Analysis of the Tradeoffs between Energy and Run Time for Multilevel Checkpointing
|Title||Analysis of the Tradeoffs between Energy and Run Time for Multilevel Checkpointing|
|Publication Type||Conference Paper|
|Year of Publication||2014|
|Authors||Balaprakash, P, Gomez, LABautist, Bouguerra, MS, Wild, SM, Cappello, F, Hovland, PD|
|Conference Name||Proceedings of the 5th International Workshop on Performance Modeling, Benchmarking and Simulation of High Performance Computer Systems (PMBS14)|
In high-performance computing, there is a perpetual hunt for performance and scalability. Supercomputers grow larger offering improved computational science throughput.

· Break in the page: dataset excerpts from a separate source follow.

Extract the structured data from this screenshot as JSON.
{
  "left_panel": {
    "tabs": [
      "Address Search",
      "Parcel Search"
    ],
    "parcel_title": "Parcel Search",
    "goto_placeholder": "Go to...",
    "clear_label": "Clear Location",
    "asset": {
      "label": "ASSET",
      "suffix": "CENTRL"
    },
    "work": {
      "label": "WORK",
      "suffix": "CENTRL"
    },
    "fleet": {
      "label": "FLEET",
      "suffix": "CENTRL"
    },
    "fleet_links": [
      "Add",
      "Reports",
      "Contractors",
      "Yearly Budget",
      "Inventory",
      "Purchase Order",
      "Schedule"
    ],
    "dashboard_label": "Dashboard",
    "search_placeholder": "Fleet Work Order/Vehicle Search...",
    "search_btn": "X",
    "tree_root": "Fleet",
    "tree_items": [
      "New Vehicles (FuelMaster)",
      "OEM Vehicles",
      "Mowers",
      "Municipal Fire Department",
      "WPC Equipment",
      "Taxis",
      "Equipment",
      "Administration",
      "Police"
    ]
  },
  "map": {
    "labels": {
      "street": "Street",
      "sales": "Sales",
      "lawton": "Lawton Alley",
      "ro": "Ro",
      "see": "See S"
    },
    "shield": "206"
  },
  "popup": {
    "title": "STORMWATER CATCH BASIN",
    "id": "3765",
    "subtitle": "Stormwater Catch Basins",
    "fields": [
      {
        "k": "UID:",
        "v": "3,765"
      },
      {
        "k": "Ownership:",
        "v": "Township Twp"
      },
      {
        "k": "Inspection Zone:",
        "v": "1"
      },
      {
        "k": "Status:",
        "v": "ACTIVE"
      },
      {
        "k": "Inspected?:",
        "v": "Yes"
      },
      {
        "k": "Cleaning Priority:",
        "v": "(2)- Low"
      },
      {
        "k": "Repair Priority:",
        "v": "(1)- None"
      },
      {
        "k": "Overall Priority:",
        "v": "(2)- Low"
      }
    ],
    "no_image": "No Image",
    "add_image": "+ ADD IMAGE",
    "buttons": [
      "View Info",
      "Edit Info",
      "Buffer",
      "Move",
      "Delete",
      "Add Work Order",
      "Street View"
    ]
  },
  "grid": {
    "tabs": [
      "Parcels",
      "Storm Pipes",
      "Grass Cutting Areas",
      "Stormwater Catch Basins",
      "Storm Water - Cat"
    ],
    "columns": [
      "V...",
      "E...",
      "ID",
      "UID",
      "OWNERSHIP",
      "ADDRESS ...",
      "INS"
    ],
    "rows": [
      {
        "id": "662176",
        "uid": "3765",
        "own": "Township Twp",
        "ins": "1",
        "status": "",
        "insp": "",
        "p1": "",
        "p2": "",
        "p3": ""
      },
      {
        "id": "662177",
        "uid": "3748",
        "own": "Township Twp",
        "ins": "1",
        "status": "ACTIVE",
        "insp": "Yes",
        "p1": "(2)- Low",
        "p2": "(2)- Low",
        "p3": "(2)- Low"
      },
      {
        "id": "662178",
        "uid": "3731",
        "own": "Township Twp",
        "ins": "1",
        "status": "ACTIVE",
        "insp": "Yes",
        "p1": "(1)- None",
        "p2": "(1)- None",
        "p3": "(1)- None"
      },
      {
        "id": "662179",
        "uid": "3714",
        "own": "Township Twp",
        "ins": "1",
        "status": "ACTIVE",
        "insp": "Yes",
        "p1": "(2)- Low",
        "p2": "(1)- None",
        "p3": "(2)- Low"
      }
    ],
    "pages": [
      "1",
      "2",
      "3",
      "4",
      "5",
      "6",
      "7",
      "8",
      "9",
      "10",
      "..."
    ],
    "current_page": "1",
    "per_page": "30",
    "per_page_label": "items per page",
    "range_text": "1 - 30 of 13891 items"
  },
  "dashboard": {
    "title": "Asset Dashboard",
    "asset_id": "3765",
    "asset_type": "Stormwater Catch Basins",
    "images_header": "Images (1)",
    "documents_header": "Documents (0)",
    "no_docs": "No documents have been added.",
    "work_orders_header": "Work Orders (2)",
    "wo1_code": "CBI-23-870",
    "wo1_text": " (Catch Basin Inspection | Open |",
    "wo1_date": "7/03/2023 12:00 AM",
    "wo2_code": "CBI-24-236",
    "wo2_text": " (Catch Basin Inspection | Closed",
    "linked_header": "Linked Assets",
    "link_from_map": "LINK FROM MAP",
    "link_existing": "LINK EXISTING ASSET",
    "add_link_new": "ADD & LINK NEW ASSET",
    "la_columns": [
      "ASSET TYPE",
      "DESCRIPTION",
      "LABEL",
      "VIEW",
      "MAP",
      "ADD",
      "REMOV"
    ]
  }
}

Nevertheless, with an increase in the number of systems’ components and their interactions, the number of failures and the power consumption will increase rapidly. Energy and reliability are among the most challenging issues that need to be addressed for extreme scale computing. We develop analytical models for run time and energy usage for multilevel fault-tolerance schemes. We use these models to study the tradeoff between run time and energy in FTI, a recently developed multilevel checkpoint library, on an IBM Blue Gene/Q. Our results show that energy consumed by FTI is low and the tradeoff between the run time and energy is small. Using the analytical models, we explore the impact of various system-level parameters on run time and energy tradeoffs.